The first time I drove on the New York Thruway, the New York stretch of I-90, my family and I were on our way back from my brother’s first year at Calvin. We had woken up at 6 a.m. in order to get the Prince Conference Center breakfast, and over coffee my mom looked at my dad and said, “Remember, seventy-three on the thruway.” Once we had made it through Ohio and the tiniest stretch of Pennsylvania, probably around six hours into the fifteen hour ordeal, both cars pulled into a rest stop, and I hopped in the driver’s seat.
I wasn’t a particularly experienced driver at the time, but the nice thing about the New York Thruway is that you just set cruise control and drive. I successfully followed my mom coasting at seventy-three, and I gained some confidence with highway driving and letting people pass me.
It is the prime spot to switch drivers and gain a little comfortability with the trip. When I did the drive coming out for my junior year with just my sister and I, it was the stretch that she took. It garnered quotes from her like “I think I was a hippie in my past life” and “If oranges were blue, would they still be called oranges?” When my best friend from high school surprised me at graduation, she drove the Thruway (sans cruise control) on our voyage back to our last summer in Massachusetts together.
The unfortunate thing about the New York Thruway, though, is that you are there forever. The GPS says three hundred miles to the next turn, and the only thing you can do is pop on the next episode of Serial, mentally prepare yourself for the amount of tolls you are going to E-ZPass through, and settle in.
When I go from Michigan to Massachusetts these days, I usually set off around 2 a.m., which means I hit the Thruway by 8 a.m. It feels like I am almost there: New York is New England! It’s 8 a.m.! I’m so close! But it’s always a lie. By 9 a.m., I am bored of the rolling green hills, the random barns, and the trees. By 10 a.m., I hit the “crying and talking to your dead mother” phase of the trip, which always comes no matter how good or bad my days have been.
Eventually, though, the Thruway sets me free. I see the sign for Massachusetts, and I get a call from my dad who has been stalking me via a phone location app welcoming me home. I still have two hours left in the drive, but I also have my favorite sign (“This spot is the highest elevation of I-90 east of South Dakota”) and the snacks I had been saving to carry me through. I appreciate that the NY Thruway got me to the Mass Turnpike, but I am never sorry to see it go.
At least it has good rest stops, unlike I-80. I give the New York Thruway two and a half stars.

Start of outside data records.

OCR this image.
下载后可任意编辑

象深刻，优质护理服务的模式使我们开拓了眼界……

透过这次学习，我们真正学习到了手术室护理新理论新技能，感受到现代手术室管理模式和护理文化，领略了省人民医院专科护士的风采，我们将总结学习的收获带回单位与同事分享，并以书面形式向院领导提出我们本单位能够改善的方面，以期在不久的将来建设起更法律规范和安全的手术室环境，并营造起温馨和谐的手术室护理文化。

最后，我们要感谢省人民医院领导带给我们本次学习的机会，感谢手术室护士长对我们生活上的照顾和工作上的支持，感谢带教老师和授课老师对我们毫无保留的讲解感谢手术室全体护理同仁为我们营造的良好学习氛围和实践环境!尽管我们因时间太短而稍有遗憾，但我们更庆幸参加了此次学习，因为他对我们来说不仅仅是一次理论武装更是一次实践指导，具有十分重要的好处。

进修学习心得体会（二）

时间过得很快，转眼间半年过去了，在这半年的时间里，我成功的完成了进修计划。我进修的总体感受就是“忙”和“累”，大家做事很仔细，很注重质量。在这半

Alex Johnson (‘19) is a virtual computer science teacher and a proud resident of Grand Rapids. When she’s not brainstorming the newest project to inflict on her students, she’s cooking semi-vegetarian food, reading too many romance books, and playing rhythm games.
I take offense to the I-80 rest stop slander: the quote-adorned Iowa Writer’s Workshop rest stop is a delight. But the stretch of I-80 between Chicago and Des Moines is my New York Thruway, both as a portal to college and as the setting of so many memories, so I’ll admit my own bias ;).
I love this recording of your favorite sights (love that sign!) and sounds of the trip, though, and the conversations you have with yourself along the way.
Okay but I-80 through Pennsylvania is the actual worst. If you don’t get coffee in Youngstown, Ohio, you’re in trouble until you hit New Jersey. But it does have its own “highest point on I-80 east of the Mississippi” sign, so that’s a plus.